In the short segment we get another bullshit cooking lesson from Scami, who hasn’t been seen cooking a meal on this shitshow since the pilot episode. But hey, she’s the Martha Stewart of the bush, remember? This time she’s making jerky out the deer meat the family has been bringing home like clockwork!
If you have access to this scene, watch it closely, You never see Scami and her daughters in the same camera shot. What the hell is going on with Scami? She’s been AWOL from the last few episodes except a couple of quick, short segments that seem out of place with what else is supposedly going on. Did she leave early for Seattle or Colorado?
Scami explains they like passing down what they’ve learned to their chuds. Does this include their nefarious activities as well as bush-jerky? By the way, ‘Bush-Jerky’ is the nickname ParkSlop uses when referring to ExtremeBore.

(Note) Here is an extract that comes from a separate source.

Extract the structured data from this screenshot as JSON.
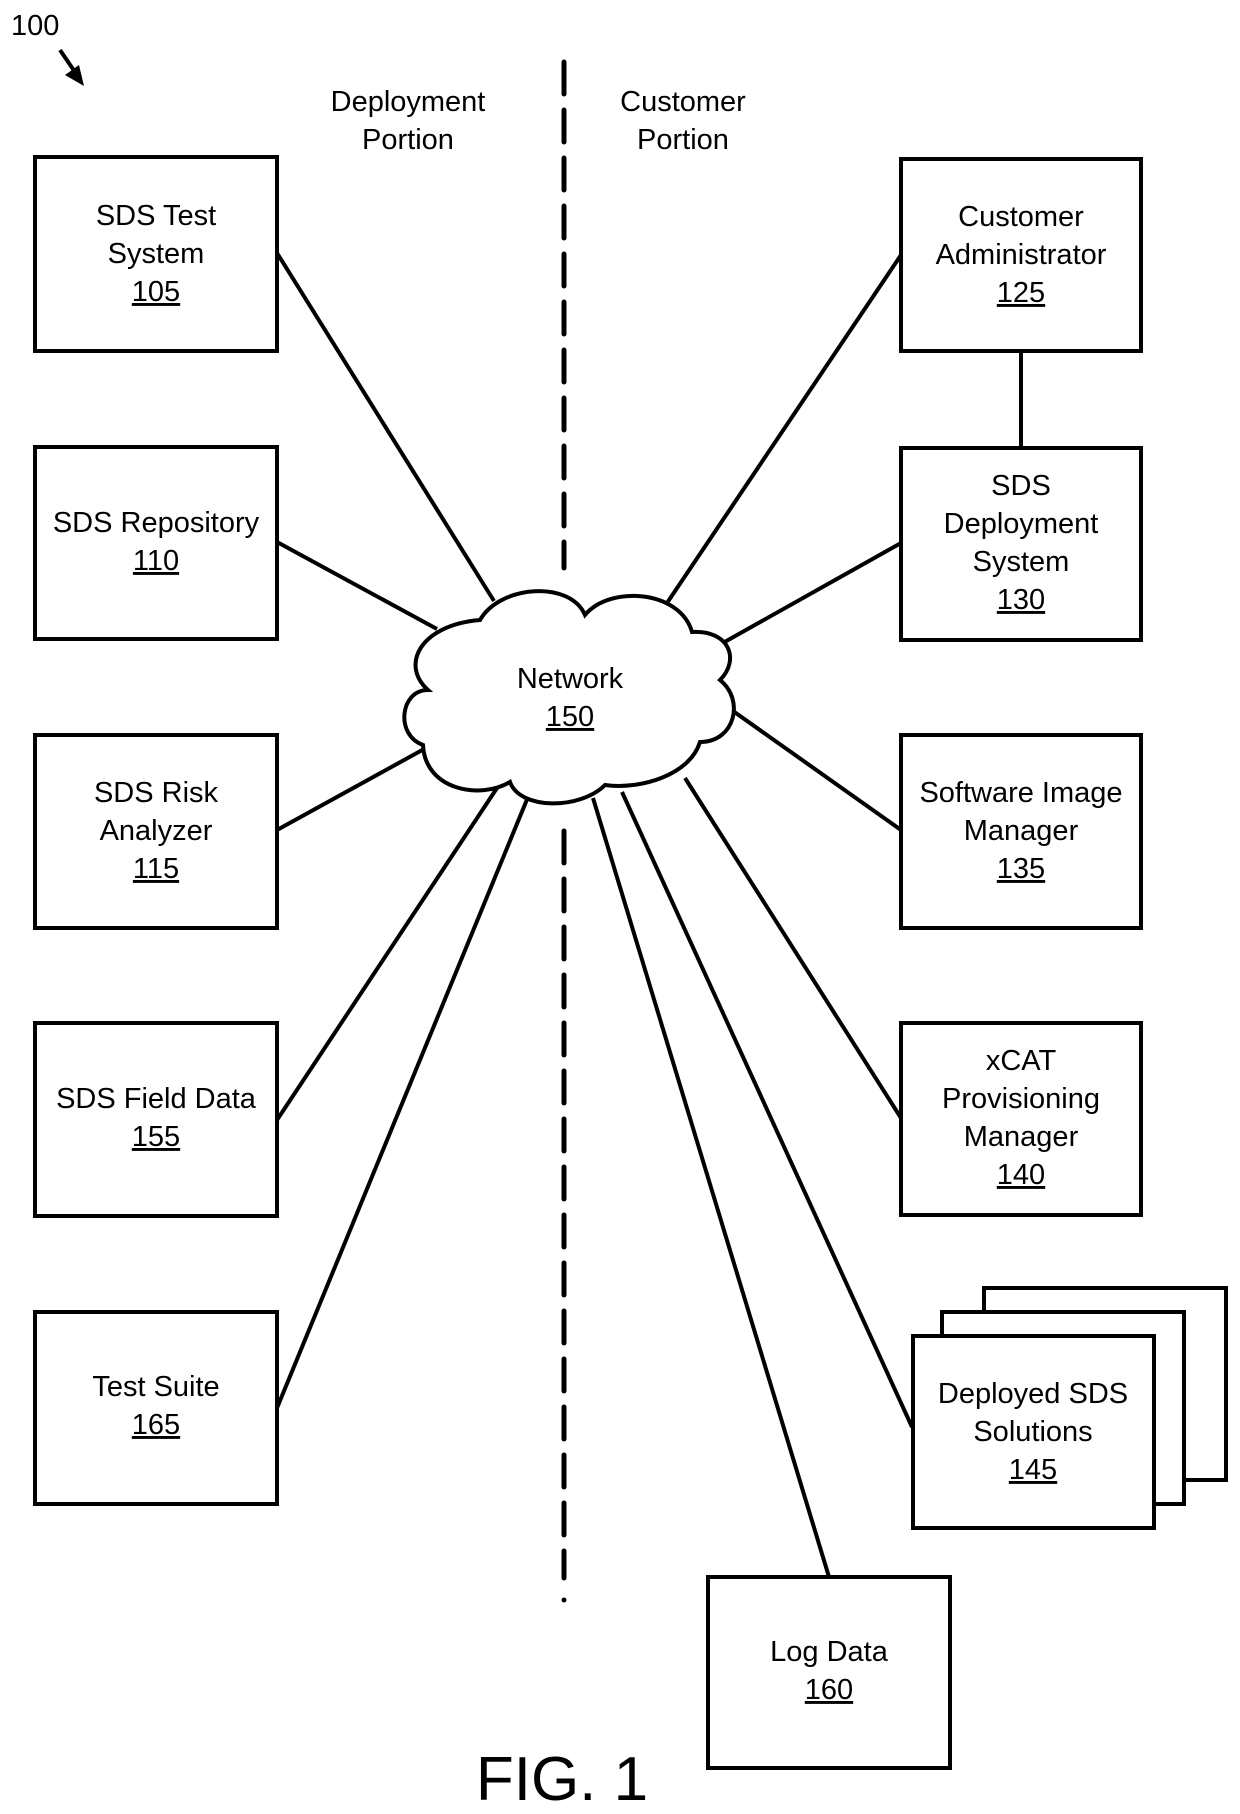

In the final segment, we see BullshitBilly and Scami deciding to send Sabrina to town to mate with a bull. Where’d they barter this new boat from? In preparation for the final ‘family future on the line, Browntown at stake’ season (and hopefully series) finale, they have an out in case Sabrina’s contract isn’t renewed.
It wouldn’t be an episode recap without ExtremeBore finding some way to blow his friggin’ head off. I was a little scared that there wouldn’t be one but ParkSlop did not disappoint. ExtremeBore is sent to the SS Grifter to siphon some fuel. It ends terribly.
Back to Wolverine and Mutt cutting wood. It’s appropriate since at this point in the episode I was also sawing wood.